Every little thing that comes to me from them, then it's important. I support them when I live our spirit, when I try to give more fraternal corrections, when I try to be on time with my expense account, when I take care of this little material detail. Everything fosters that unity.
We can especially ask Our Lady in a special way to look after the Father. He has difficult shoes to step into. He's playing a great game to help us to understand his importance, not just for the Work, but also the role of the Prelate of Opus Dei in the Church of this particular moment of history, and how the Father has to fulfill that role.
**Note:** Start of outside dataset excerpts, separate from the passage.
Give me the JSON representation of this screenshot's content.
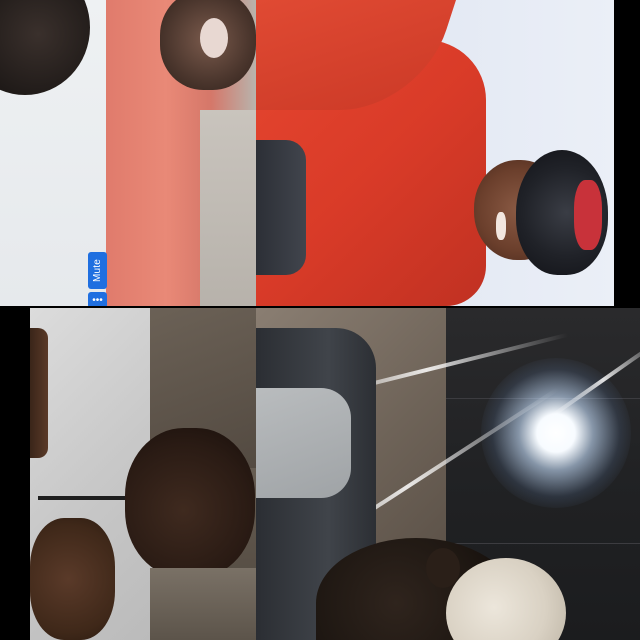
{
  "app": {
    "layout": "gallery-view",
    "tiles": [
      {
        "id": "participant-1",
        "description_kind": "video"
      },
      {
        "id": "participant-2",
        "description_kind": "video"
      },
      {
        "id": "participant-3",
        "description_kind": "video"
      },
      {
        "id": "participant-4",
        "description_kind": "video"
      }
    ]
  },
  "controls": {
    "mute_label": "Mute",
    "more_label": "•••",
    "accent_color": "#1f6fe0"
  },
  "icons": {
    "more": "more-options-icon"
  }
}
Each time, the historical moment changes, it passes. There's a new aspect to that role and the Father has to fulfill that role at this particular moment. Mary, Queen of Opus Dei, pray for us.
I thank you, my God, for the good resolutions, affections, and inspirations that you have communicated to me during this meditation. I ask your help to put them into practice. My Immaculate Mother, Saint Joseph, my father and lord, my guardian angel, intercede for me.
In the name of the Father, and of the Son, and of the Holy Spirit. Amen.